Karnataka, like India, is a place of extreme contrasts. One sees this in Hyderabad Karnataka’s human development Indicators being closer to that of Uttar Pradesh and Bihar, while Coastal Karnataka’s is closer to Kerala. Karnataka, like India, is a place of great linguistic and cultural diversity: the Kannada spoken in Bengaluru sounds very different to the one spoken in Mangaluru, which in turn sounds very different to the one spoken in Hyderabad Karnataka. Like India, Karnataka is going through a severe agricultural crisis and an urban boom, changing the demographic of the state quite fundamentally.
It would be tempting, therefore, to draw a linear conclusion that how Karnataka votes in 2018 will tell us how India will vote in 2019 Lok Sabha elections.
It will do nothing of that sort. Indeed, if recent history is anything to go by, how Karnataka votes in 2018 will not even tell us anything useful about how Karnataka will vote in the 2019 Lok Sabha elections. State and general elections have seen little in common by way of vote shares or seats, despite being held so close to each other.
But that is not why these elections are important.
It could mark the decisive end of the relevance two concepts that are relentlessly trotted out to explain Karnataka’s politics: “dominant castes" and “vote banks". Specifically, these elections may show that in Karnataka politics, it may not matter anymore how the Vokkaligas and the Lingayats vote. Or, at least, no party can reasonably hope to come to power by being seen to be a “Vokkaliga party" such as the Janata Dal (Secular), or JDS, or a “Lingayat party" (like the Bharatiya Janata Party). It is likely even if either of these two castes vote en masse for any party, it may not be enough for that party to win an election.
Surveys, on average, seem to show that the Congress is going to be the single largest party, though Vokkaligas seem to be backing the JDS in large numbers and Lingayats, the BJP. If this is indeed the outcome, it will prove to be a confirmation of the leaked numbers of the caste census conducted by the Karnataka government, which show that these two groups each constitute about 10% of the state’s population. On the other hand, the numbers seem to suggest that Dalits seem to form the single largest caste group in the state and surveys suggest that they are decisively backing the Congress.

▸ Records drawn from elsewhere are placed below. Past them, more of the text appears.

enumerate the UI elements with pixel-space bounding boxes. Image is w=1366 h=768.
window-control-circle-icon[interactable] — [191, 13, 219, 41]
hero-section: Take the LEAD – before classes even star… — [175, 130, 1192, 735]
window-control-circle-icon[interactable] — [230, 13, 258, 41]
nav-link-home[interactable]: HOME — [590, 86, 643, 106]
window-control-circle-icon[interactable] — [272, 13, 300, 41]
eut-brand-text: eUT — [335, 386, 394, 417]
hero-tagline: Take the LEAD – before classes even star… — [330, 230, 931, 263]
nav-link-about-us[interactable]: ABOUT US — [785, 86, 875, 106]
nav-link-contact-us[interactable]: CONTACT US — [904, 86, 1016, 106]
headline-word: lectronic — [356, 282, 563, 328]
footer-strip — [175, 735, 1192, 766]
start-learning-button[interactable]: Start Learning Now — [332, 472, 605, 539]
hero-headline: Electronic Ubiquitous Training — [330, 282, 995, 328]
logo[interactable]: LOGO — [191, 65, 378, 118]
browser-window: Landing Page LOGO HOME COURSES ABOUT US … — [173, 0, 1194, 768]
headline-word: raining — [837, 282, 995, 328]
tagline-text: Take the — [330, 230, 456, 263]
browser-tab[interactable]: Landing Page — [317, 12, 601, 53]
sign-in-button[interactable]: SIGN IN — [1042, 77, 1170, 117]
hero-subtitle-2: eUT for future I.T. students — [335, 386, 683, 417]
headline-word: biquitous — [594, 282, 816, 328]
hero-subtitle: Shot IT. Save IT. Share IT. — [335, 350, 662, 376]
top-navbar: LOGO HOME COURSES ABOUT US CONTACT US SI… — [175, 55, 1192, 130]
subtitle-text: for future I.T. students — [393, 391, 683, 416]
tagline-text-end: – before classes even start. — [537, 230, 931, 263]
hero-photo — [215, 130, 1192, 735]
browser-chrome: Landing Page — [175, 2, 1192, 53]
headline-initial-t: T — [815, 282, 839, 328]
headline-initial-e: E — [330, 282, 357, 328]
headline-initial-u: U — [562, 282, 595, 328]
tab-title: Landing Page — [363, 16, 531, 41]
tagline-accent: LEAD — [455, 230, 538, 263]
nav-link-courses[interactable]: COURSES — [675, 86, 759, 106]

Why does this matter nationally?
For two reasons: First, the larger national trend of hitherto dominant castes, such as the Patels, Marathas, and Jats, losing their grip on political power would continue in Karnataka—suggesting that perhaps we are seeing a large-scale shift in India’s electoral politics.
Second, that the space being vacated is probably not being filled by any one caste, but perhaps a coalition of subaltern communities, which in Karnataka would be religious minorities, backward castes and Dalits abbreviated to AHINDA. How this grouping votes will probably decide the outcome of the election. If the majority of these three communities back the Congress (as surveys seem to suggest), it is quite likely that the latter will win comfortably. If, on the other hand, the vote is diffused between the three parties, a hung assembly may very well be the result.
The results of Karnataka Elections 2018 might, therefore, mark not just a decisive shift in the state’s electoral politics but herald a similar one across India.
Alok Prasanna Kumar is an advocate based in Bengaluru and a keen observer of Karnataka politics.